Passive mixers have no power source and use pressure differences to guide the flow. They mix the fluids by reducing the distance between the media in contact and thereby accelerating diffusion. Passive mixers can be divided into the following types:

====Lamination mixers====
Lamination mixers are passive micro-mixers in which two or more liquid streams are combined to form parallel layers of liquid. The principle of lamination mixers is based on dividing the flows into several thin layers (‘laminae’), which greatly increases the contact area between the fluids and reduces the diffusion distance. If a flow is divided into $x$ sub-flows at each step, after $n$steps there will be $x^n$ layers with a layer thickness of $1/x^n$ of the original thickness of the flow. The characteristic structure can be twodimensional (e.g. Y-mixer) or threedimensional (e.g. caterpillar mixer). Lamination mixers are often used in applications where fast and controlled mixing at low flow rates is required.

A typiacall distinction is made between Y-mixers, multi-lamination mixers and split-and-recombine mixers. The simplest design of a lamination mixer is a Y-mixer with only one lamination step, in which two streams are fed side by side into a channel in a single lamination step.

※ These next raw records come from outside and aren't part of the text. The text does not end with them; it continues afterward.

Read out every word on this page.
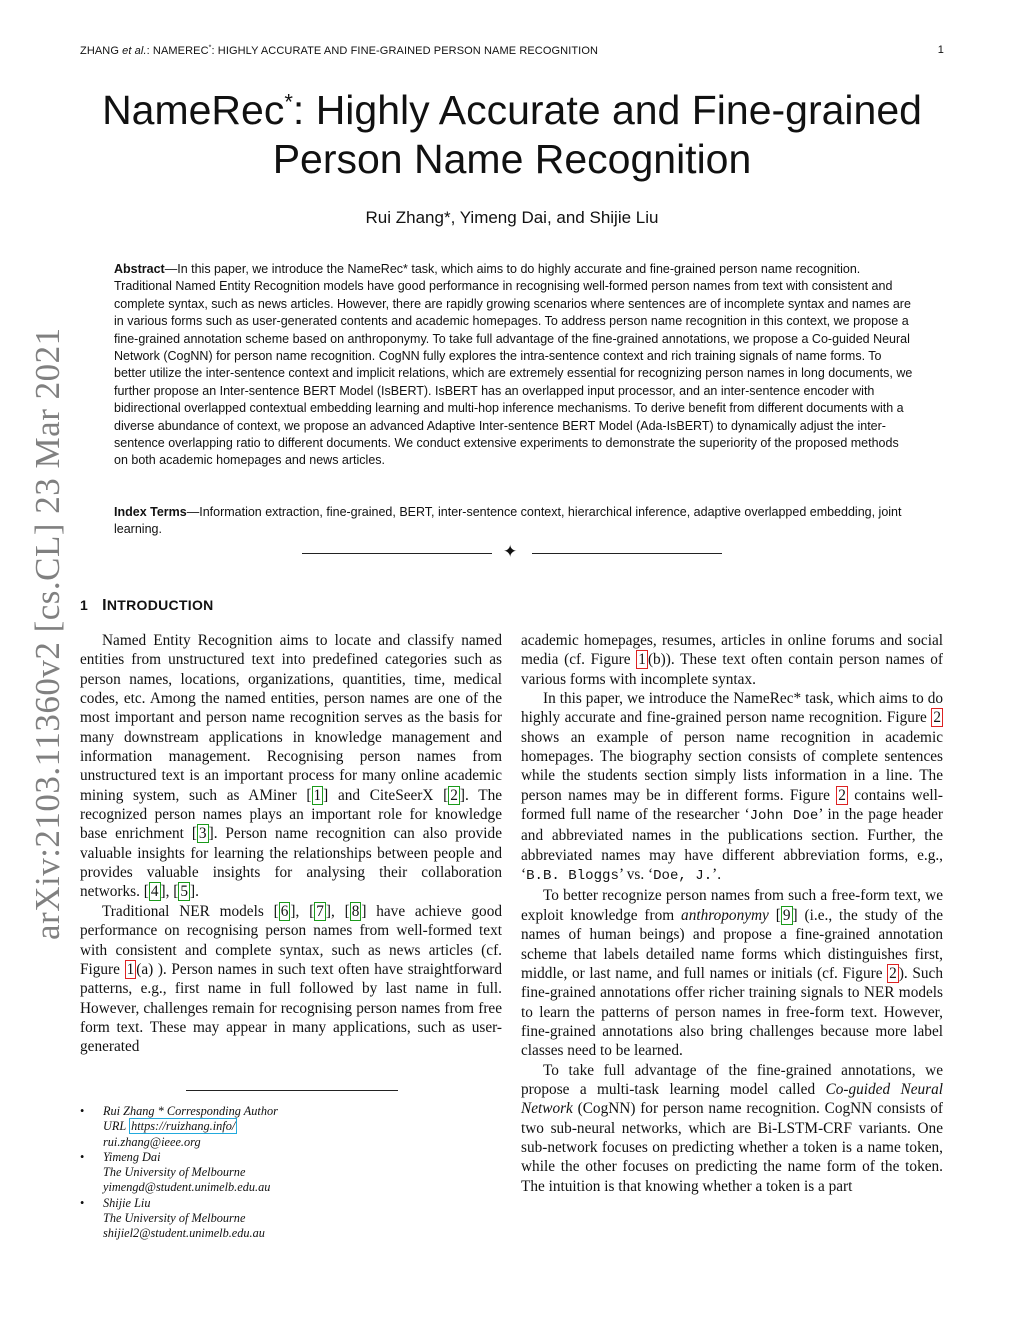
ZHANG et al.: NAMEREC*: HIGHLY ACCURATE AND FINE-GRAINED PERSON NAME RECOGNITION	1
arXiv:2103.11360v2 [cs.CL] 23 Mar 2021
NameRec*: Highly Accurate and Fine-grained
Person Name Recognition
Rui Zhang*, Yimeng Dai, and Shijie Liu
Abstract—In this paper, we introduce the NameRec* task, which aims to do highly accurate and fine-grained person name recognition. Traditional Named Entity Recognition models have good performance in recognising well-formed person names from text with consistent and complete syntax, such as news articles. However, there are rapidly growing scenarios where sentences are of incomplete syntax and names are in various forms such as user-generated contents and academic homepages. To address person name recognition in this context, we propose a fine-grained annotation scheme based on anthroponymy. To take full advantage of the fine-grained annotations, we propose a Co-guided Neural Network (CogNN) for person name recognition. CogNN fully explores the intra-sentence context and rich training signals of name forms. To better utilize the inter-sentence context and implicit relations, which are extremely essential for recognizing person names in long documents, we further propose an Inter-sentence BERT Model (IsBERT). IsBERT has an overlapped input processor, and an inter-sentence encoder with bidirectional overlapped contextual embedding learning and multi-hop inference mechanisms. To derive benefit from different documents with a diverse abundance of context, we propose an advanced Adaptive Inter-sentence BERT Model (Ada-IsBERT) to dynamically adjust the inter-sentence overlapping ratio to different documents. We conduct extensive experiments to demonstrate the superiority of the proposed methods on both academic homepages and news articles.
Index Terms—Information extraction, fine-grained, BERT, inter-sentence context, hierarchical inference, adaptive overlapped embedding, joint learning.
✦
1 INTRODUCTION

Named Entity Recognition aims to locate and classify named entities from unstructured text into predefined categories such as person names, locations, organizations, quantities, time, medical codes, etc. Among the named entities, person names are one of the most important and person name recognition serves as the basis for many downstream applications in knowledge management and information management. Recognising person names from unstructured text is an important process for many online academic mining system, such as AMiner [ 1 ] and CiteSeerX [ 2 ]. The recognized person names plays an important role for knowledge base enrichment [ 3 ]. Person name recognition can also provide valuable insights for learning the relationships between people and provides valuable insights for analysing their collaboration networks. [ 4 ], [ 5 ].

Traditional NER models [ 6 ], [ 7 ], [ 8 ] have achieve good performance on recognising person names from well-formed text with consistent and complete syntax, such as news articles (cf. Figure 1 (a) ). Person names in such text often have straightforward patterns, e.g., first name in full followed by last name in full. However, challenges remain for recognising person names from free form text. These may appear in many applications, such as user-generated

academic homepages, resumes, articles in online forums and social media (cf. Figure 1 (b)). These text often contain person names of various forms with incomplete syntax.

In this paper, we introduce the NameRec* task, which aims to do highly accurate and fine-grained person name recognition. Figure 2 shows an example of person name recognition in academic homepages. The biography section consists of complete sentences while the students section simply lists information in a line. The person names may be in different forms. Figure 2 contains well-formed full name of the researcher ‘John Doe’ in the page header and abbreviated names in the publications section. Further, the abbreviated names may have different abbreviation forms, e.g., ‘B.B. Bloggs’ vs. ‘Doe, J.’.

To better recognize person names from such a free-form text, we exploit knowledge from anthroponymy [ 9 ] (i.e., the study of the names of human beings) and propose a fine-grained annotation scheme that labels detailed name forms which distinguishes first, middle, or last name, and full names or initials (cf. Figure 2 ). Such fine-grained annotations offer richer training signals to NER models to learn the patterns of person names in free-form text. However, fine-grained annotations also bring challenges because more label classes need to be learned.

To take full advantage of the fine-grained annotations, we propose a multi-task learning model called Co-guided Neural Network (CogNN) for person name recognition. CogNN consists of two sub-neural networks, which are Bi-LSTM-CRF variants. One sub-network focuses on predicting whether a token is a name token, while the other focuses on predicting the name form of the token. The intuition is that knowing whether a token is a part

• Rui Zhang * Corresponding Author
URL https://ruizhang.info/
rui.zhang@ieee.org
• Yimeng Dai
The University of Melbourne
yimengd@student.unimelb.edu.au
• Shijie Liu
The University of Melbourne
shijiel2@student.unimelb.edu.au
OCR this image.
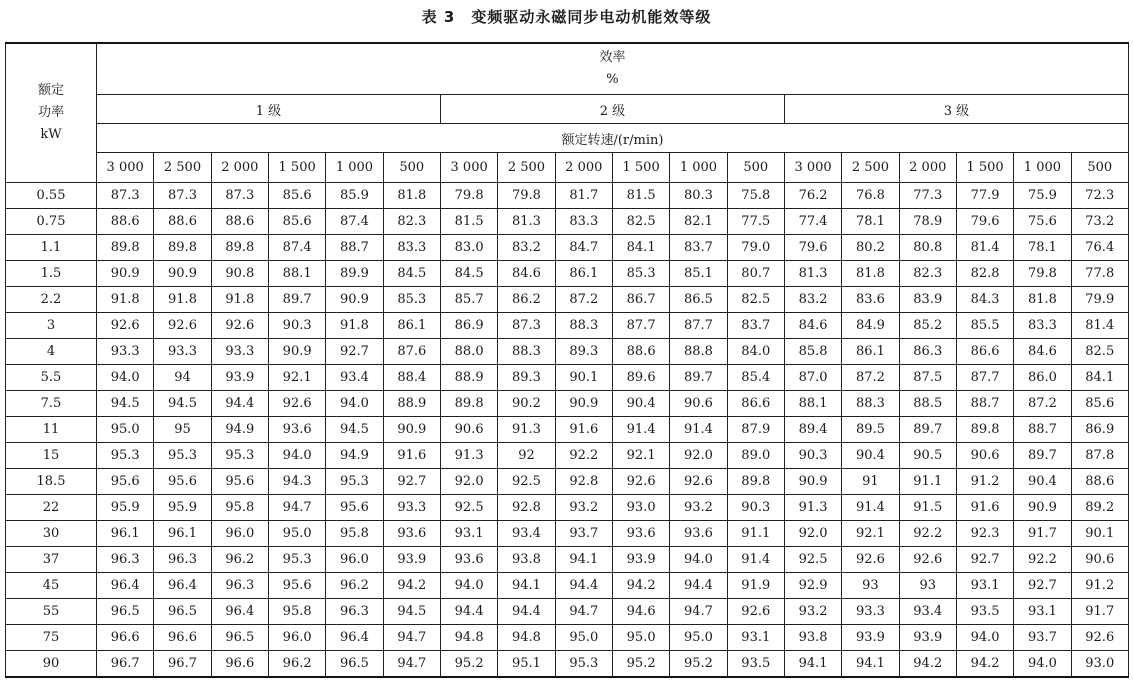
表 3　变频驱动永磁同步电动机能效等级
额定
功率
kW	效率
%																	

	1 级						2 级						3 级					
	额定转速/(r/min)																	
	3 000	2 500	2 000	1 500	1 000	500	3 000	2 500	2 000	1 500	1 000	500	3 000	2 500	2 000	1 500	1 000	500
0.55	87.3	87.3	87.3	85.6	85.9	81.8	79.8	79.8	81.7	81.5	80.3	75.8	76.2	76.8	77.3	77.9	75.9	72.3
0.75	88.6	88.6	88.6	85.6	87.4	82.3	81.5	81.3	83.3	82.5	82.1	77.5	77.4	78.1	78.9	79.6	75.6	73.2
1.1	89.8	89.8	89.8	87.4	88.7	83.3	83.0	83.2	84.7	84.1	83.7	79.0	79.6	80.2	80.8	81.4	78.1	76.4
1.5	90.9	90.9	90.8	88.1	89.9	84.5	84.5	84.6	86.1	85.3	85.1	80.7	81.3	81.8	82.3	82.8	79.8	77.8
2.2	91.8	91.8	91.8	89.7	90.9	85.3	85.7	86.2	87.2	86.7	86.5	82.5	83.2	83.6	83.9	84.3	81.8	79.9
3	92.6	92.6	92.6	90.3	91.8	86.1	86.9	87.3	88.3	87.7	87.7	83.7	84.6	84.9	85.2	85.5	83.3	81.4
4	93.3	93.3	93.3	90.9	92.7	87.6	88.0	88.3	89.3	88.6	88.8	84.0	85.8	86.1	86.3	86.6	84.6	82.5
5.5	94.0	94	93.9	92.1	93.4	88.4	88.9	89.3	90.1	89.6	89.7	85.4	87.0	87.2	87.5	87.7	86.0	84.1
7.5	94.5	94.5	94.4	92.6	94.0	88.9	89.8	90.2	90.9	90.4	90.6	86.6	88.1	88.3	88.5	88.7	87.2	85.6
11	95.0	95	94.9	93.6	94.5	90.9	90.6	91.3	91.6	91.4	91.4	87.9	89.4	89.5	89.7	89.8	88.7	86.9
15	95.3	95.3	95.3	94.0	94.9	91.6	91.3	92	92.2	92.1	92.0	89.0	90.3	90.4	90.5	90.6	89.7	87.8
18.5	95.6	95.6	95.6	94.3	95.3	92.7	92.0	92.5	92.8	92.6	92.6	89.8	90.9	91	91.1	91.2	90.4	88.6
22	95.9	95.9	95.8	94.7	95.6	93.3	92.5	92.8	93.2	93.0	93.2	90.3	91.3	91.4	91.5	91.6	90.9	89.2
30	96.1	96.1	96.0	95.0	95.8	93.6	93.1	93.4	93.7	93.6	93.6	91.1	92.0	92.1	92.2	92.3	91.7	90.1
37	96.3	96.3	96.2	95.3	96.0	93.9	93.6	93.8	94.1	93.9	94.0	91.4	92.5	92.6	92.6	92.7	92.2	90.6
45	96.4	96.4	96.3	95.6	96.2	94.2	94.0	94.1	94.4	94.2	94.4	91.9	92.9	93	93	93.1	92.7	91.2
55	96.5	96.5	96.4	95.8	96.3	94.5	94.4	94.4	94.7	94.6	94.7	92.6	93.2	93.3	93.4	93.5	93.1	91.7
75	96.6	96.6	96.5	96.0	96.4	94.7	94.8	94.8	95.0	95.0	95.0	93.1	93.8	93.9	93.9	94.0	93.7	92.6
90	96.7	96.7	96.6	96.2	96.5	94.7	95.2	95.1	95.3	95.2	95.2	93.5	94.1	94.1	94.2	94.2	94.0	93.0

====Multilamination mixers====
Multilamination mixers create an alternating and interdigital feed array by dividing the liquid streams into several thin liquid layers in one step and recombining them afterwards in a single channel. These mixers are sensitive to particles and contaminants due to their microstructured channels.

====Split-and-recombine mixers====
Split-and-recombine mixers work by repeatedly splitting and recombining the liquid streams. Since they consist of a single structured channel, these mixers can also be used successfully when precipitation occurs during the reaction or when fine slurries or suspensions are to be processed.